Dadang Suganda menjual tanah mengikuti prosedur yang ditetapkan pemerintah Kota Bandung dan tidak merasa dititipkan oleh Sekda Kota Bandung

Mengenai persyaratan semua diberikan oleh Dadang Suganda ke Hermawan dan Wagiyo karena mereka adalah panitia pengadaan tanah.  Hanya yang mengherankan kenapa hanya Kuasa Jual yang diberikan oleh pemkot Bandung ke KPK (Penyidik) sementara Dadang Suganda menyerahkan semua bukti kepemilikan atas tanah tersebut Pemkot Bandung yaitu kepada Hermawan dan Wagiyo yaitu PPJB lunas dan Kuasa Menjual.
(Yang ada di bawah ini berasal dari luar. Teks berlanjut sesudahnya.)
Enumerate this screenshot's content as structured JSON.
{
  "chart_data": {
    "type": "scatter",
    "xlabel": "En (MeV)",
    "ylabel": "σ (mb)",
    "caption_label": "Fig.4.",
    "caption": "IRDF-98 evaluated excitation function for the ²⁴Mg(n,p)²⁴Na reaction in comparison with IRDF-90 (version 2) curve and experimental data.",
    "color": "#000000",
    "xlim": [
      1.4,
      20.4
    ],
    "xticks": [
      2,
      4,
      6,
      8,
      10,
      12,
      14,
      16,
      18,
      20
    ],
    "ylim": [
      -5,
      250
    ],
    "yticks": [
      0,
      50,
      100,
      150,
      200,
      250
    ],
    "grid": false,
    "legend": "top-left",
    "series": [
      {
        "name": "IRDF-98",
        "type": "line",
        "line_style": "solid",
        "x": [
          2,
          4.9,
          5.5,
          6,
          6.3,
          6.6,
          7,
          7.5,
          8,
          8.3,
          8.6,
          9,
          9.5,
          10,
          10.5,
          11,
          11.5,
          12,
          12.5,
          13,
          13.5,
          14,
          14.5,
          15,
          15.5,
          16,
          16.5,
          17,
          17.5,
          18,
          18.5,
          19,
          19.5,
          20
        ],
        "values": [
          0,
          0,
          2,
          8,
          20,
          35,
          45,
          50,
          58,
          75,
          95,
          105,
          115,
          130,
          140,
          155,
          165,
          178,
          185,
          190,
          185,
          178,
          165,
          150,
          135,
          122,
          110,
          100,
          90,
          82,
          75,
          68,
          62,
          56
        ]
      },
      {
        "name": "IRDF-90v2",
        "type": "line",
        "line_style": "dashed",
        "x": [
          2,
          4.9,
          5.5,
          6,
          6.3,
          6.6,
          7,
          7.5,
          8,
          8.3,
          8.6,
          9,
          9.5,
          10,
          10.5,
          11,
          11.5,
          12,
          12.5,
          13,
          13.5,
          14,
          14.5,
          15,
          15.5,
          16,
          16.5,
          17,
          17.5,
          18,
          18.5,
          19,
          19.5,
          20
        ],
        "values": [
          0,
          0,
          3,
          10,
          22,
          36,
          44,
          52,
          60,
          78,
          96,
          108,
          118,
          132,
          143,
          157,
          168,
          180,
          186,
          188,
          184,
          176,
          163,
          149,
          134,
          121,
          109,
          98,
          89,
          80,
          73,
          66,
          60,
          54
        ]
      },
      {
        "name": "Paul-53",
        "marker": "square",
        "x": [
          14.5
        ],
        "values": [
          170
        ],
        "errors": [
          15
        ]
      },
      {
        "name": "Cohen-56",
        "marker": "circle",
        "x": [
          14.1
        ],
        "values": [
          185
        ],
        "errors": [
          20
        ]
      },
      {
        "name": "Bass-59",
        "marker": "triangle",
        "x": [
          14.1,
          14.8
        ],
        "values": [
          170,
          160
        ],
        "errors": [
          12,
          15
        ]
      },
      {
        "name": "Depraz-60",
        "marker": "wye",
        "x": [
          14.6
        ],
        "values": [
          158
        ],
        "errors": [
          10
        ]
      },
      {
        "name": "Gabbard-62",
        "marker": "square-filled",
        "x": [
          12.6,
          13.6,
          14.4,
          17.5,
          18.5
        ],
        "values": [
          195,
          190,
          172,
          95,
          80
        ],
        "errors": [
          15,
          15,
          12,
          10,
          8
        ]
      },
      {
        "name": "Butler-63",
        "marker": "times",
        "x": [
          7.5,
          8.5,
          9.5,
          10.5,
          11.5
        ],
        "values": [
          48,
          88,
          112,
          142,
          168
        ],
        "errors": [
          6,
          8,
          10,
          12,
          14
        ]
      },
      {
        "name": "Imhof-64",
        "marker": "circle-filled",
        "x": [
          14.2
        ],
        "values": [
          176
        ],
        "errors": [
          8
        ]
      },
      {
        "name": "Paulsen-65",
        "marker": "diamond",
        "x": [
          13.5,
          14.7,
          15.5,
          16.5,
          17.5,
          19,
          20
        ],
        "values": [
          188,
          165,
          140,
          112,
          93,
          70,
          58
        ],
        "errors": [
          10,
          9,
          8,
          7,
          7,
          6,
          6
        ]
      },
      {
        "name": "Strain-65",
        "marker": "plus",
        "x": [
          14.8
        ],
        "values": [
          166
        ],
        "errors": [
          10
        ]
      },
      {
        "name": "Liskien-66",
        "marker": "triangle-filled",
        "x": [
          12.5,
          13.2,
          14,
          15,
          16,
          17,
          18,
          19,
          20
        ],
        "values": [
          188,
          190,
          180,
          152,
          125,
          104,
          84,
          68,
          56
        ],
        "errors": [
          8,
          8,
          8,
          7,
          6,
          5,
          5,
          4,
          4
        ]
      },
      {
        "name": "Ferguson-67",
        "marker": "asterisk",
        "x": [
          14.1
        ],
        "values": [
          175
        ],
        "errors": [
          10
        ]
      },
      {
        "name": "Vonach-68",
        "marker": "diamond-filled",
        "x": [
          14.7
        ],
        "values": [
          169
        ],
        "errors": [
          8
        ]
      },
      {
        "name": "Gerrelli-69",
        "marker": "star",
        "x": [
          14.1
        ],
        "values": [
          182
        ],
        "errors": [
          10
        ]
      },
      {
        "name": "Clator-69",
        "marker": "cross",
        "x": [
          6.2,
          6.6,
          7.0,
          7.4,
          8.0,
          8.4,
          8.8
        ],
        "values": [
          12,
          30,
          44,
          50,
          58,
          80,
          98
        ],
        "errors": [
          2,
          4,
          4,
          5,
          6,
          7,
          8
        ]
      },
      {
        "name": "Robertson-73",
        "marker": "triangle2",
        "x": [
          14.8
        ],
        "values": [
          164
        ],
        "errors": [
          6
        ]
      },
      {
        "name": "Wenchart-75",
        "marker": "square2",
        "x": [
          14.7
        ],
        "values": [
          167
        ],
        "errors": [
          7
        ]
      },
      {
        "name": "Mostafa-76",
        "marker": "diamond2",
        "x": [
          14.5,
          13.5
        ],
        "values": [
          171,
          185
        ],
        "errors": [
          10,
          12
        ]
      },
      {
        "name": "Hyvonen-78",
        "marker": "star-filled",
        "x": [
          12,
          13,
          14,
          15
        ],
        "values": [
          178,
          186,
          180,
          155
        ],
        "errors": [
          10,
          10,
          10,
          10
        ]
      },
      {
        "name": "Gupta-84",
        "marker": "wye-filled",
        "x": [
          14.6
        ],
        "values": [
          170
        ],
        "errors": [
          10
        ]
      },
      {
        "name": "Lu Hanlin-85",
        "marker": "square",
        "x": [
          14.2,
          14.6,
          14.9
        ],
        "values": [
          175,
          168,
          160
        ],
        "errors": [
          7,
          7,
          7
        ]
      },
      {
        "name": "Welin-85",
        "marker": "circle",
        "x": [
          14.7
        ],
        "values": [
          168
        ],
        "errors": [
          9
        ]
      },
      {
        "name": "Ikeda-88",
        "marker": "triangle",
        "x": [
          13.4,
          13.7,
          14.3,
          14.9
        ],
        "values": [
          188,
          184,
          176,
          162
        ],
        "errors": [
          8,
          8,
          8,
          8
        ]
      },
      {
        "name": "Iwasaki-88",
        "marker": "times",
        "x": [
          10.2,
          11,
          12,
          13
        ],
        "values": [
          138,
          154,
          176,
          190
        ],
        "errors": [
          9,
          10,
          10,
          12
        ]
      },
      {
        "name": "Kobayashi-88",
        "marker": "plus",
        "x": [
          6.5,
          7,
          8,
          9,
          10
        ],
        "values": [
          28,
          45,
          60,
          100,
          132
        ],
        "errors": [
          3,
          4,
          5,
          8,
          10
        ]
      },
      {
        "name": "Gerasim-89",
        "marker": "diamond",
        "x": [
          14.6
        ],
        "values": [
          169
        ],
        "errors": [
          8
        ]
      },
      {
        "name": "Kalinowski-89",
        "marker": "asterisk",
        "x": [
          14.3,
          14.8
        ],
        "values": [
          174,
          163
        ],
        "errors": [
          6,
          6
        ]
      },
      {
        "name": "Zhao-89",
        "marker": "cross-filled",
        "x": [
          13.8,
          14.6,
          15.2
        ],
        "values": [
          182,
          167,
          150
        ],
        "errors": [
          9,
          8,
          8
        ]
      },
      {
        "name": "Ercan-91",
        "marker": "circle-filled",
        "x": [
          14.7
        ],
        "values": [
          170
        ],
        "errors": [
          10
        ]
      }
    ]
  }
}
Demang saat ini sudah menjadi tersangka dan ditahan di Rutan KPK. Kedatangannya ke Pengadilan Tipikor Bandung adalah atas panggilan Penuntut Umum KPK untuk didengar keterangannya sebagai saksi terhadap 3 (tiga) terdakwa yaitu Tomtom Dabbul Qomar dan Kadar Slamet serta Herry Nurhayat (dalam berkas terpisah).

Mengingat masih banyaknya pemeriksaan saksi, sidang gabungan akan dilanjutkan pada tanggal 10 dan tanggal 12 Agustus 2020 mendatang. Hal ini atas usulan dari Penuntut Umum KPK Haerudin.

(Y CHS/transaktual).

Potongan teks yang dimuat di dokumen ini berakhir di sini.